The capital markets have a range of products that provide an investors different risk profiles. Most products which include, bonds, commodities and currencies, focus on specific movements in one area. Indices on the other hand provide and investors with a wide range of risk which is exposed to the equity markets. The risk is generally geared to higher risk assets that will perform well when interest rates are stable and growth is moderate.
What is index trading?
An index is generally made up of a group of stocks and is based on a calculation that changes during every minute that stocks are open for trading. For example, the S&P 500 index is a market cap based index where the larger stocks have a greater influence on the movement of the overall index. Specific large stocks can have a strong influence on an index. For example, the Dow Industrials has large stocks such as Exxon Mobile and Chevron Texaco which can be influenced by the price of oil. If energy shares are having a bad day, the Dow Industrials are likely to feel the pain of declining energy stocks.
Indices allow traders to take many types of positions. Investors can take directional position where they can buy and sell the index looking for a change in price, or they can take pair positions where the purchase one index and simultaneously sell another index. A pair trade is a market neutral trade where the invest is not exposed to the direction of the overall market, but instead is exposed to the relative change in one index compared to another. For example, if you purchase the S&P 500 index and sold the DAX, you would benefit if U.S. stocks outperformed Germany stocks. Pair trades such as the S&P 500 versus the DAX allows and investor to take on a macro trade that is similar to purchase the Euro and selling the U.S. dollar.
Put & call options
Many forex traders will also take options position on indices. A call option is the right but not the obligation to buy a stock at a specific price on or before a certain date. Options trading is very popular as your risk is defined to the premium you pay for the option.
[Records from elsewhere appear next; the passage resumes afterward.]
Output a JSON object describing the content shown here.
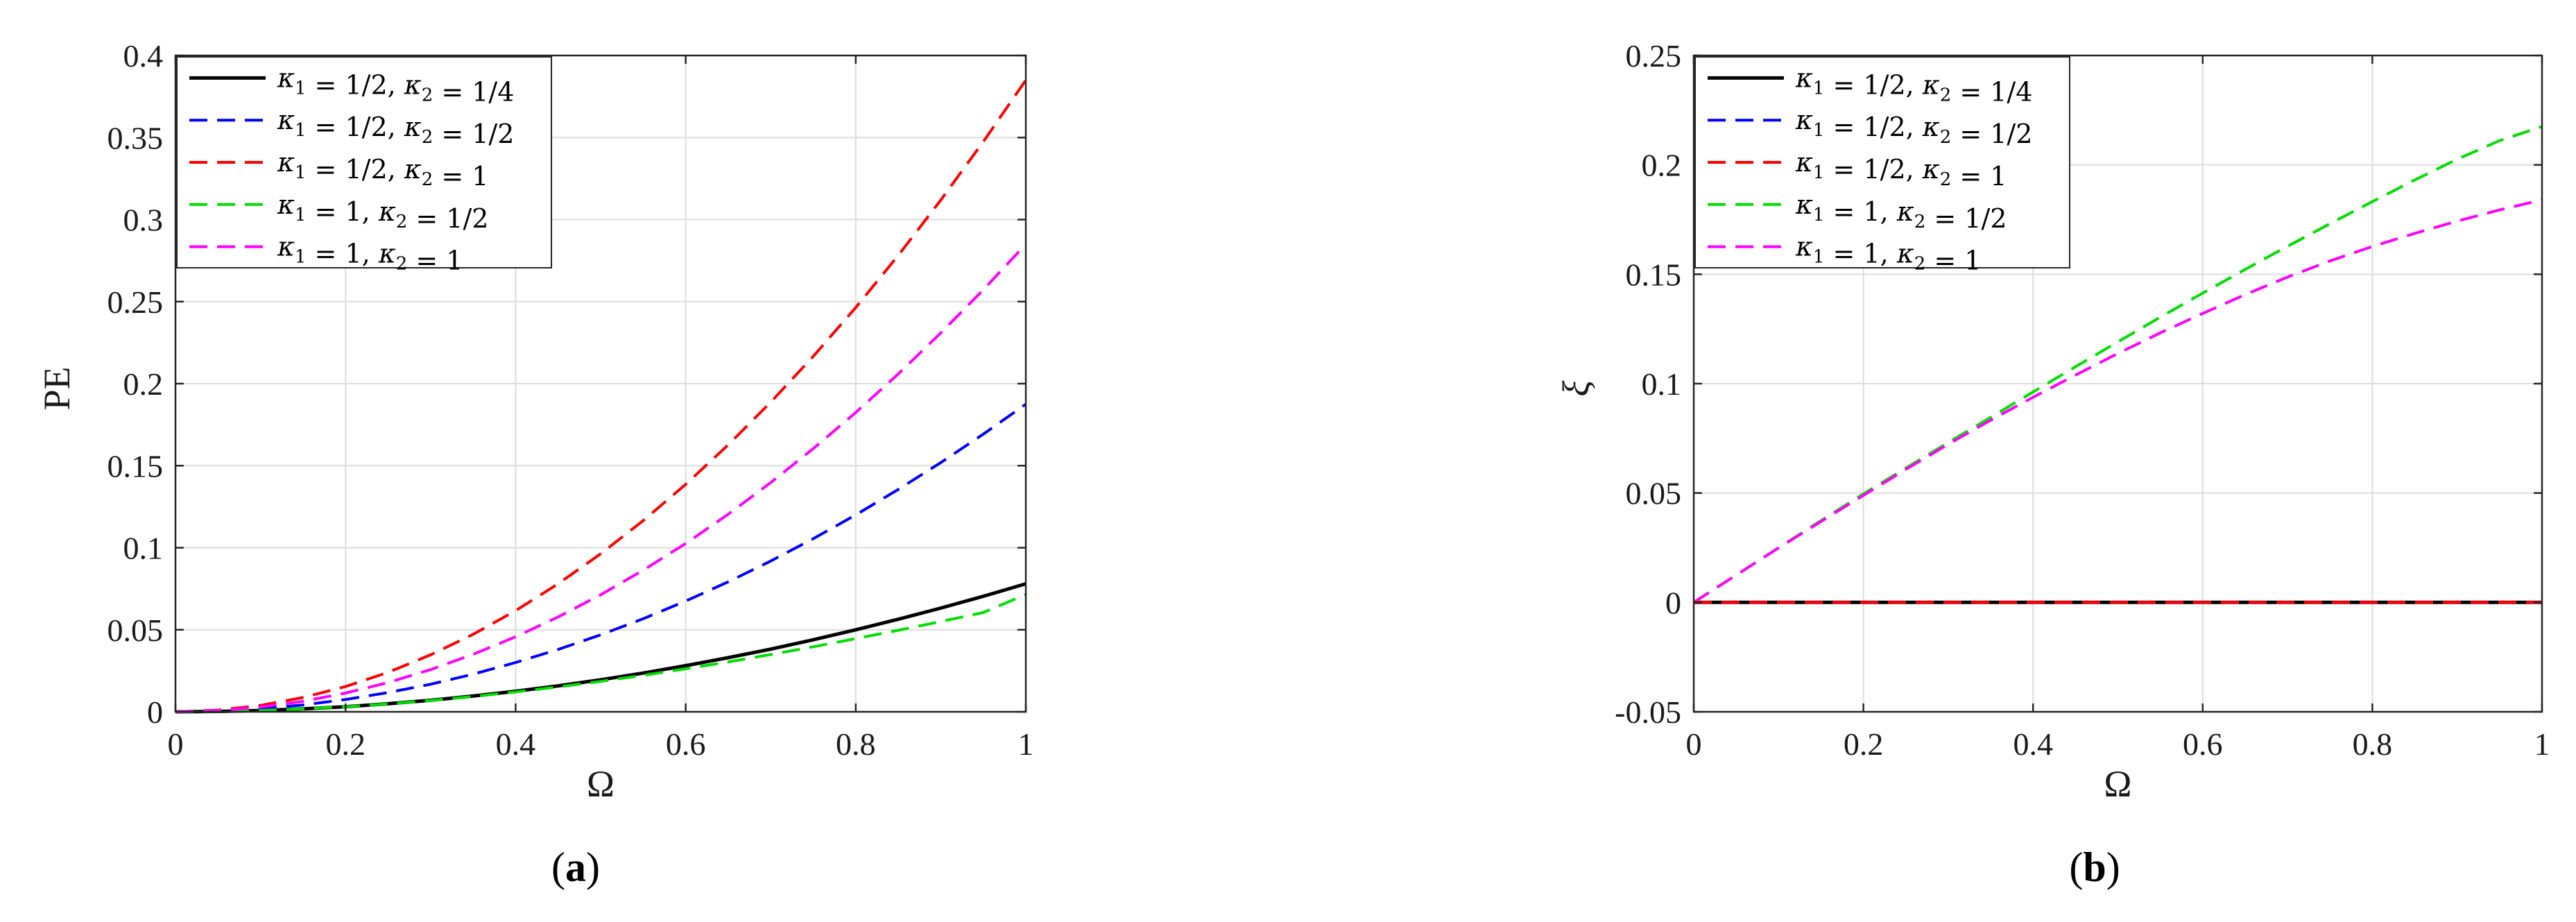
{
  "chart_data": [
    {
      "type": "line",
      "panel_label": "(a)",
      "panel_open": "(",
      "panel_letter": "a",
      "panel_close": ")",
      "xlabel": "Ω",
      "ylabel": "PE",
      "xlim": [
        0,
        1
      ],
      "ylim": [
        0,
        0.4
      ],
      "xticks": [
        0,
        0.2,
        0.4,
        0.6,
        0.8,
        1
      ],
      "xtick_labels": [
        "0",
        "0.2",
        "0.4",
        "0.6",
        "0.8",
        "1"
      ],
      "yticks": [
        0,
        0.05,
        0.1,
        0.15,
        0.2,
        0.25,
        0.3,
        0.35,
        0.4
      ],
      "ytick_labels": [
        "0",
        "0.05",
        "0.1",
        "0.15",
        "0.2",
        "0.25",
        "0.3",
        "0.35",
        "0.4"
      ],
      "grid": true,
      "legend_position": "top-left",
      "x": [
        0,
        0.05,
        0.1,
        0.15,
        0.2,
        0.25,
        0.3,
        0.35,
        0.4,
        0.45,
        0.5,
        0.55,
        0.6,
        0.65,
        0.7,
        0.75,
        0.8,
        0.85,
        0.9,
        0.95,
        1
      ],
      "series": [
        {
          "name": "κ1 = 1/2, κ2 = 1/4",
          "color": "#000000",
          "dash": "solid",
          "values": [
            0,
            0.0002,
            0.0008,
            0.0018,
            0.0031,
            0.0049,
            0.007,
            0.0096,
            0.0125,
            0.0158,
            0.0195,
            0.0236,
            0.0281,
            0.033,
            0.0382,
            0.0439,
            0.05,
            0.0564,
            0.0632,
            0.0704,
            0.078
          ]
        },
        {
          "name": "κ1 = 1/2, κ2 = 1/2",
          "color": "#0000ff",
          "dash": "dashed",
          "values": [
            0,
            0.0005,
            0.0019,
            0.0042,
            0.0075,
            0.0117,
            0.0168,
            0.0229,
            0.03,
            0.038,
            0.0469,
            0.0567,
            0.0675,
            0.0792,
            0.0919,
            0.1055,
            0.12,
            0.1355,
            0.1519,
            0.1692,
            0.1875
          ]
        },
        {
          "name": "κ1 = 1/2, κ2 = 1",
          "color": "#ff0000",
          "dash": "dashed",
          "values": [
            0,
            0.001,
            0.0039,
            0.0087,
            0.0154,
            0.024,
            0.0347,
            0.0472,
            0.0616,
            0.078,
            0.0963,
            0.1165,
            0.1386,
            0.1627,
            0.1887,
            0.2166,
            0.2464,
            0.2782,
            0.3119,
            0.3475,
            0.385
          ]
        },
        {
          "name": "κ1 = 1, κ2 = 1/2",
          "color": "#00dd00",
          "dash": "dashed",
          "values": [
            0,
            0.0002,
            0.0008,
            0.0018,
            0.0031,
            0.0048,
            0.0069,
            0.0093,
            0.0121,
            0.0152,
            0.0185,
            0.0222,
            0.0262,
            0.0304,
            0.0349,
            0.0396,
            0.0446,
            0.0497,
            0.055,
            0.0605,
            0.0715
          ]
        },
        {
          "name": "κ1 = 1, κ2 = 1",
          "color": "#ff00ff",
          "dash": "dashed",
          "values": [
            0,
            0.0007,
            0.0029,
            0.0064,
            0.0114,
            0.0178,
            0.0257,
            0.035,
            0.0457,
            0.0578,
            0.0713,
            0.0863,
            0.1026,
            0.1204,
            0.1397,
            0.1604,
            0.1824,
            0.2059,
            0.2309,
            0.2572,
            0.285
          ]
        }
      ]
    },
    {
      "type": "line",
      "panel_label": "(b)",
      "panel_open": "(",
      "panel_letter": "b",
      "panel_close": ")",
      "xlabel": "Ω",
      "ylabel": "ξ",
      "xlim": [
        0,
        1
      ],
      "ylim": [
        -0.05,
        0.25
      ],
      "xticks": [
        0,
        0.2,
        0.4,
        0.6,
        0.8,
        1
      ],
      "xtick_labels": [
        "0",
        "0.2",
        "0.4",
        "0.6",
        "0.8",
        "1"
      ],
      "yticks": [
        -0.05,
        0,
        0.05,
        0.1,
        0.15,
        0.2,
        0.25
      ],
      "ytick_labels": [
        "-0.05",
        "0",
        "0.05",
        "0.1",
        "0.15",
        "0.2",
        "0.25"
      ],
      "grid": true,
      "legend_position": "top-left",
      "x": [
        0,
        0.05,
        0.1,
        0.15,
        0.2,
        0.25,
        0.3,
        0.35,
        0.4,
        0.45,
        0.5,
        0.55,
        0.6,
        0.65,
        0.7,
        0.75,
        0.8,
        0.85,
        0.9,
        0.95,
        1
      ],
      "series": [
        {
          "name": "κ1 = 1/2, κ2 = 1/4",
          "color": "#000000",
          "dash": "solid",
          "values": [
            0,
            0,
            0,
            0,
            0,
            0,
            0,
            0,
            0,
            0,
            0,
            0,
            0,
            0,
            0,
            0,
            0,
            0,
            0,
            0,
            0
          ]
        },
        {
          "name": "κ1 = 1/2, κ2 = 1/2",
          "color": "#0000ff",
          "dash": "dashed",
          "values": [
            0,
            0,
            0,
            0,
            0,
            0,
            0,
            0,
            0,
            0,
            0,
            0,
            0,
            0,
            0,
            0,
            0,
            0,
            0,
            0,
            0
          ]
        },
        {
          "name": "κ1 = 1/2, κ2 = 1",
          "color": "#ff0000",
          "dash": "dashed",
          "values": [
            0,
            0,
            0,
            0,
            0,
            0,
            0,
            0,
            0,
            0,
            0,
            0,
            0,
            0,
            0,
            0,
            0,
            0,
            0,
            0,
            0
          ]
        },
        {
          "name": "κ1 = 1, κ2 = 1/2",
          "color": "#00dd00",
          "dash": "dashed",
          "values": [
            0,
            0.0125,
            0.025,
            0.0374,
            0.0496,
            0.0614,
            0.0731,
            0.0846,
            0.0962,
            0.1077,
            0.1191,
            0.1304,
            0.1414,
            0.1522,
            0.1628,
            0.1731,
            0.1832,
            0.1931,
            0.2026,
            0.2111,
            0.2175
          ]
        },
        {
          "name": "κ1 = 1, κ2 = 1",
          "color": "#ff00ff",
          "dash": "dashed",
          "values": [
            0,
            0.0125,
            0.0249,
            0.037,
            0.0489,
            0.0608,
            0.0723,
            0.0833,
            0.0938,
            0.1039,
            0.1138,
            0.1232,
            0.1321,
            0.1407,
            0.1487,
            0.1561,
            0.1627,
            0.1687,
            0.1743,
            0.1794,
            0.184
          ]
        }
      ]
    }
  ]
}
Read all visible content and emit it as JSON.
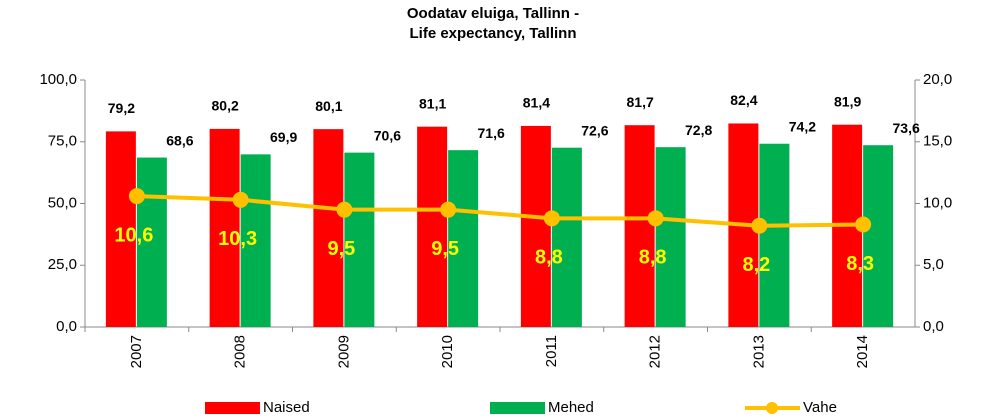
{
  "chart_data": {
    "type": "bar_line",
    "title": [
      "Oodatav eluiga, Tallinn -",
      "Life expectancy, Tallinn"
    ],
    "categories": [
      "2007",
      "2008",
      "2009",
      "2010",
      "2011",
      "2012",
      "2013",
      "2014"
    ],
    "series": [
      {
        "name": "Naised",
        "color": "#ff0000",
        "type": "bar",
        "values": [
          79.2,
          80.2,
          80.1,
          81.1,
          81.4,
          81.7,
          82.4,
          81.9
        ],
        "value_labels": [
          "79,2",
          "80,2",
          "80,1",
          "81,1",
          "81,4",
          "81,7",
          "82,4",
          "81,9"
        ]
      },
      {
        "name": "Mehed",
        "color": "#00b050",
        "type": "bar",
        "values": [
          68.6,
          69.9,
          70.6,
          71.6,
          72.6,
          72.8,
          74.2,
          73.6
        ],
        "value_labels": [
          "68,6",
          "69,9",
          "70,6",
          "71,6",
          "72,6",
          "72,8",
          "74,2",
          "73,6"
        ]
      },
      {
        "name": "Vahe",
        "color": "#ffc000",
        "type": "line",
        "axis": "y2",
        "values": [
          10.6,
          10.3,
          9.5,
          9.5,
          8.8,
          8.8,
          8.2,
          8.3
        ],
        "value_labels": [
          "10,6",
          "10,3",
          "9,5",
          "9,5",
          "8,8",
          "8,8",
          "8,2",
          "8,3"
        ],
        "label_color": "#ffff00"
      }
    ],
    "ylim": [
      0,
      100
    ],
    "yticks": [
      {
        "value": 0,
        "label": "0,0"
      },
      {
        "value": 25,
        "label": "25,0"
      },
      {
        "value": 50,
        "label": "50,0"
      },
      {
        "value": 75,
        "label": "75,0"
      },
      {
        "value": 100,
        "label": "100,0"
      }
    ],
    "y2lim": [
      0,
      20
    ],
    "y2ticks": [
      {
        "value": 0,
        "label": "0,0"
      },
      {
        "value": 5,
        "label": "5,0"
      },
      {
        "value": 10,
        "label": "10,0"
      },
      {
        "value": 15,
        "label": "15,0"
      },
      {
        "value": 20,
        "label": "20,0"
      }
    ],
    "grid": false,
    "legend": "bottom"
  }
}
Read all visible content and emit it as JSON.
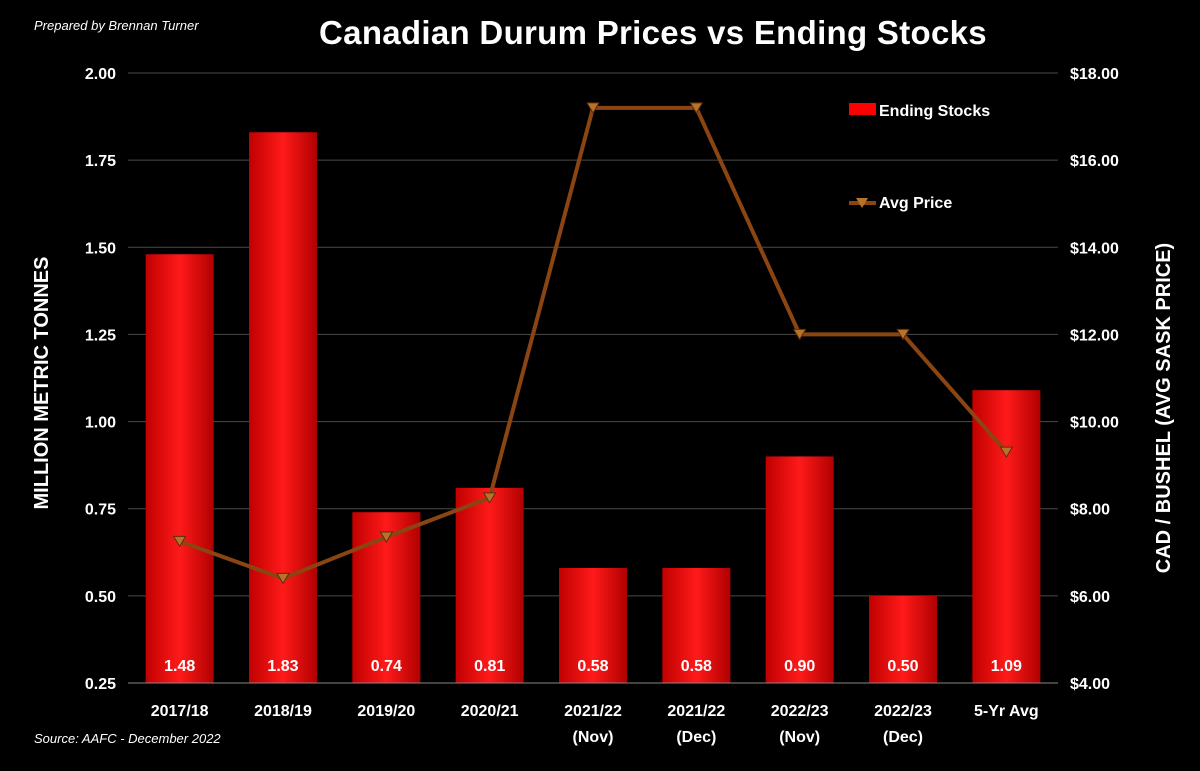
{
  "header": {
    "prepared_by": "Prepared by Brennan Turner",
    "source": "Source: AAFC -  December 2022"
  },
  "colors": {
    "background": "#000000",
    "bar": "#ff0000",
    "line": "#8b4513",
    "marker": "#b8732a",
    "text": "#ffffff",
    "grid": "#888888"
  },
  "chart_data": {
    "type": "bar",
    "title": "Canadian Durum Prices vs Ending Stocks",
    "categories": [
      [
        "2017/18"
      ],
      [
        "2018/19"
      ],
      [
        "2019/20"
      ],
      [
        "2020/21"
      ],
      [
        "2021/22",
        "(Nov)"
      ],
      [
        "2021/22",
        "(Dec)"
      ],
      [
        "2022/23",
        "(Nov)"
      ],
      [
        "2022/23",
        "(Dec)"
      ],
      [
        "5-Yr Avg"
      ]
    ],
    "ylabel": "MILLION METRIC TONNES",
    "y2label": "CAD / BUSHEL (AVG SASK PRICE)",
    "ylim": [
      0.25,
      2.0
    ],
    "y2lim": [
      4.0,
      18.0
    ],
    "yticks": [
      "0.25",
      "0.50",
      "0.75",
      "1.00",
      "1.25",
      "1.50",
      "1.75",
      "2.00"
    ],
    "y2ticks": [
      "$4.00",
      "$6.00",
      "$8.00",
      "$10.00",
      "$12.00",
      "$14.00",
      "$16.00",
      "$18.00"
    ],
    "grid": true,
    "legend_position": "top-right",
    "series": [
      {
        "name": "Ending Stocks",
        "type": "bar",
        "axis": "left",
        "values": [
          1.48,
          1.83,
          0.74,
          0.81,
          0.58,
          0.58,
          0.9,
          0.5,
          1.09
        ],
        "labels": [
          "1.48",
          "1.83",
          "0.74",
          "0.81",
          "0.58",
          "0.58",
          "0.90",
          "0.50",
          "1.09"
        ]
      },
      {
        "name": "Avg Price",
        "type": "line",
        "axis": "right",
        "values": [
          7.25,
          6.4,
          7.35,
          8.25,
          17.2,
          17.2,
          12.0,
          12.0,
          9.3
        ]
      }
    ]
  }
}
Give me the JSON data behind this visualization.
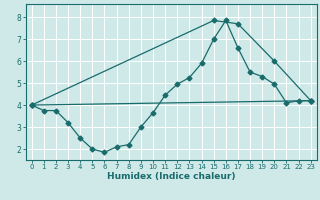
{
  "title": "",
  "xlabel": "Humidex (Indice chaleur)",
  "bg_color": "#cfe9e9",
  "grid_color": "#b0d8d8",
  "line_color": "#1a6b6b",
  "xlim": [
    -0.5,
    23.5
  ],
  "ylim": [
    1.5,
    8.6
  ],
  "xticks": [
    0,
    1,
    2,
    3,
    4,
    5,
    6,
    7,
    8,
    9,
    10,
    11,
    12,
    13,
    14,
    15,
    16,
    17,
    18,
    19,
    20,
    21,
    22,
    23
  ],
  "yticks": [
    2,
    3,
    4,
    5,
    6,
    7,
    8
  ],
  "line1_x": [
    0,
    1,
    2,
    3,
    4,
    5,
    6,
    7,
    8,
    9,
    10,
    11,
    12,
    13,
    14,
    15,
    16,
    17,
    18,
    19,
    20,
    21,
    22,
    23
  ],
  "line1_y": [
    4.0,
    3.75,
    3.75,
    3.2,
    2.5,
    2.0,
    1.85,
    2.1,
    2.2,
    3.0,
    3.65,
    4.45,
    4.95,
    5.25,
    5.9,
    7.0,
    7.85,
    6.6,
    5.5,
    5.3,
    4.95,
    4.1,
    4.2,
    4.2
  ],
  "line2_x": [
    0,
    15,
    17,
    20,
    23
  ],
  "line2_y": [
    4.0,
    7.85,
    7.7,
    6.0,
    4.2
  ],
  "line3_x": [
    0,
    23
  ],
  "line3_y": [
    4.0,
    4.2
  ]
}
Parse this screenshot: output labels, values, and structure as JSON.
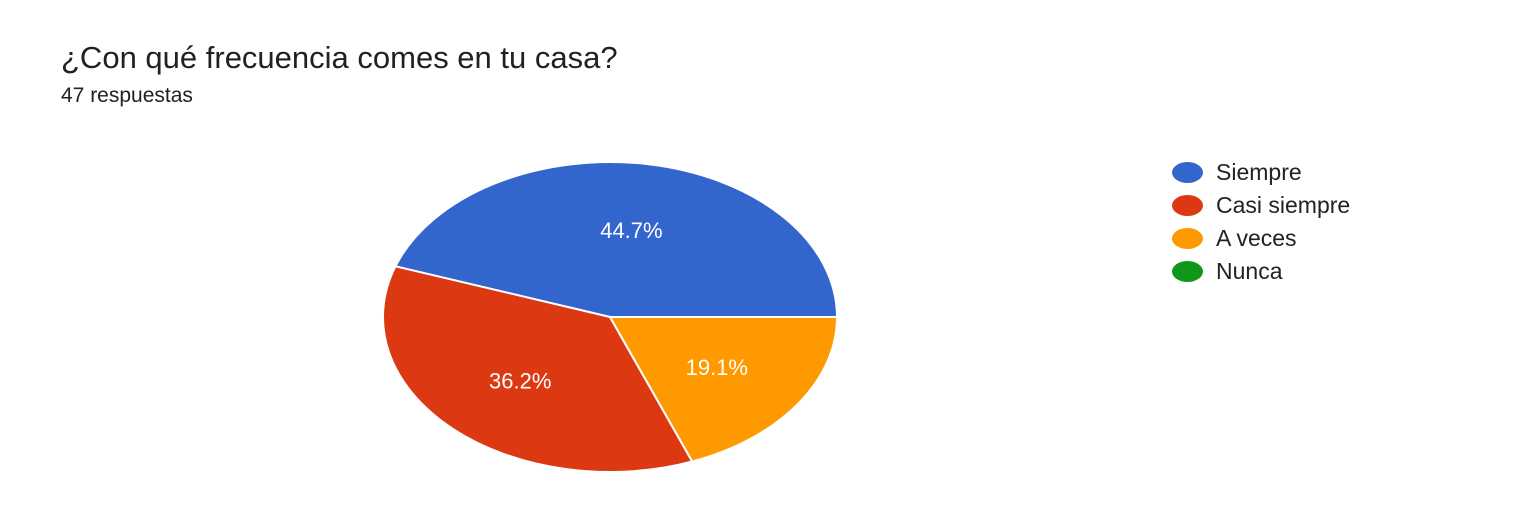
{
  "chart_data": {
    "type": "pie",
    "title": "¿Con qué frecuencia comes en tu casa?",
    "subtitle": "47 respuestas",
    "categories": [
      "Siempre",
      "Casi siempre",
      "A veces",
      "Nunca"
    ],
    "values": [
      44.7,
      36.2,
      19.1,
      0
    ],
    "labels": [
      "44.7%",
      "36.2%",
      "19.1%",
      ""
    ],
    "colors": [
      "#3366cc",
      "#dc3912",
      "#ff9900",
      "#109618"
    ],
    "legend_position": "right"
  }
}
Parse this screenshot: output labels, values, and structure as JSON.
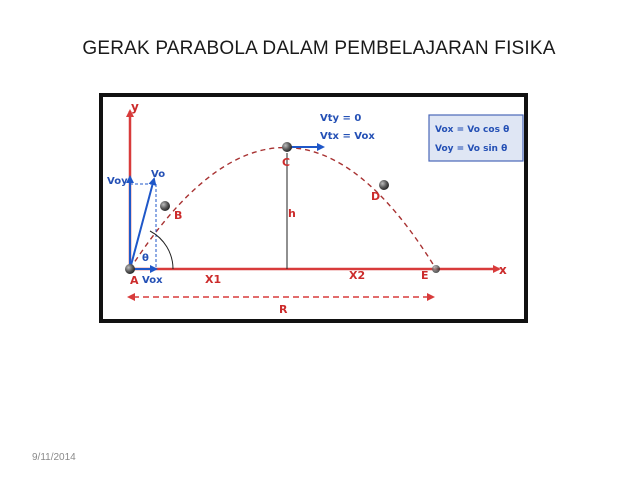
{
  "slide": {
    "title": "GERAK PARABOLA DALAM  PEMBELAJARAN FISIKA",
    "date": "9/11/2014"
  },
  "diagram": {
    "axis_x_label": "x",
    "axis_y_label": "y",
    "points": {
      "A": "A",
      "B": "B",
      "C": "C",
      "D": "D",
      "E": "E"
    },
    "vectors": {
      "vo": "Vo",
      "vox": "Vox",
      "voy": "Voy"
    },
    "angle_label": "θ",
    "height_label": "h",
    "segments": {
      "x1": "X1",
      "x2": "X2",
      "range": "R"
    },
    "top_labels": {
      "vty": "Vty = 0",
      "vtx": "Vtx = Vox"
    },
    "formula_box": {
      "line1": "Vox = Vo cos θ",
      "line2": "Voy = Vo sin θ"
    },
    "colors": {
      "axis_red": "#d83b3b",
      "vector_blue": "#1f57c8",
      "label_red": "#cc2b2b",
      "label_blue": "#2450b5",
      "trajectory": "#a83232",
      "formula_bg": "#dfe6f4",
      "formula_border": "#4a68b8"
    }
  }
}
A put option is the right but not the obligation to sell an index at a specific price on or before a certain date.
Most indices have a broad array of sectors incorporated within them. There are some, like the Nasdaq 100 that are focused on a specific industry. The Nasdaq 100 is heavily weighted toward the technology sector. So if you are interested in either buying or selling that specific space, you can use the Nasdaq 100 to speculate on the future direction of this area. Additionally, you can take sector pair trades by using the Nasdaq 100 by generating a pair trade.
The benefits of trading an index is broad. You can take a macro bet on the direction of a market, or take a sector bet. Indices provide the ability to take market neutral bets using pair trades, or option bets where you mitigate your risk. However, you use indices; they should be part of an active trader’s arsenal.